Capillary Leak Syndrome (Cls), Neurologic Toxicities And Serious Infections

Capillary Leak Syndrome

• Severe and life-threatening capillary leak syndrome (CLS) characterized by hypotension, dyspnea, edema, and hypoalbuminemia can occur with aldesleukin, and can result in end organ toxicity including cardiac, respiratory, renal, hepatic toxicity, or death. Do not administer aldesleukin to patients with significant cardiac, pulmonary, renal, or hepatic impairment. Avoid concomitant use of aldesleukin with other products known to cause hypotension including antihypertensive drugs, those that cause renal toxicity, or hepatotoxicity.
• CLS may begin immediately after aldesleukin treatment is initiated. Monitor for signs and symptoms of CLS including assessments of vital signs, weight, fluid intake, albumin levels and urine output.
• Withhold or discontinue aldesleukin for failure to maintain organ perfusion as demonstrated by altered mental status, reduced urine output, oxygen saturation <90%, a fall in the systolic blood pressure below 90 mm Hg, or onset of cardiac arrhythmias. Initiate standard management for CLS, which may include intensive care [see Dosage and Administration (2.4), Use in Specific Populations (8.1)].

Neurologic Toxicity

• Aldesleukin can cause neurologic toxicities including mental status changes, speech difficulties, cortical blindness, limb or gait ataxia, hallucinations, agitation, obtundation, demyelinating polyneuropathy, and coma. Alterations in mental status may progress for several days before recovery begins. Permanent neurologic deficits have occurred. Radiological findings included multiple and, less commonly, single cortical lesions on MRI and evidence of demyelination. One case of possible cerebral vasculitis has been reported.
• Monitor patients for signs and symptoms of neurological toxicity during aldesleukin treatment. Withhold aldesleukin in patients developing moderate to severe lethargy or somnolence; continued administration may result in coma. Permanently discontinue aldesleukin for coma or toxic psychosis lasting >48 hours or for repetitive or difficult to control seizures [see Dosage and Administration (2.4)].
• Evaluate and treat CNS metastases prior to initiation of aldesleukin. If possible, avoid concomitant use of aldesleukin with other product(s) with a known potential to cause neurotoxicity, and avoid aldesleukin in patients with seizure disorders or abnormal intracranial imaging [see Contraindications (4), Adverse Reactions (6.1, 6.2)]. Concomitant use of aldesleukin with other products that cause neurotoxicity may result in a greater risk of severe neurotoxicity.
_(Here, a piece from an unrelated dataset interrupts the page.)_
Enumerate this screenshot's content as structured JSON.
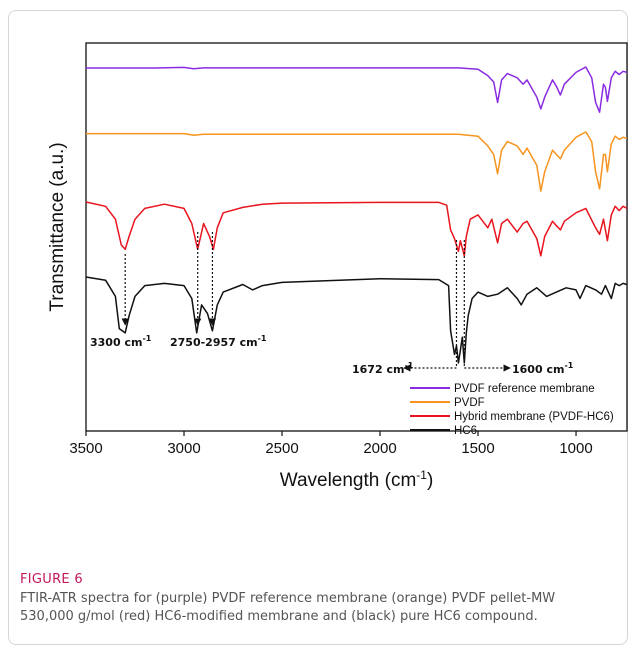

Serious Infections Including Sepsis

• Aldesleukin can cause impaired neutrophil function (reduced chemotaxis) and an increased risk of disseminated infection, including sepsis and bacterial endocarditis. Treat pre-existing bacterial infections prior to initiating aldesleukin. Consider antibiotic prophylaxis in patients with indwelling central lines. Monitor patients for the development of signs and symptoms of infection during treatment and withhold aldesleukin based on severity [see Dosage and Administration (2.4)].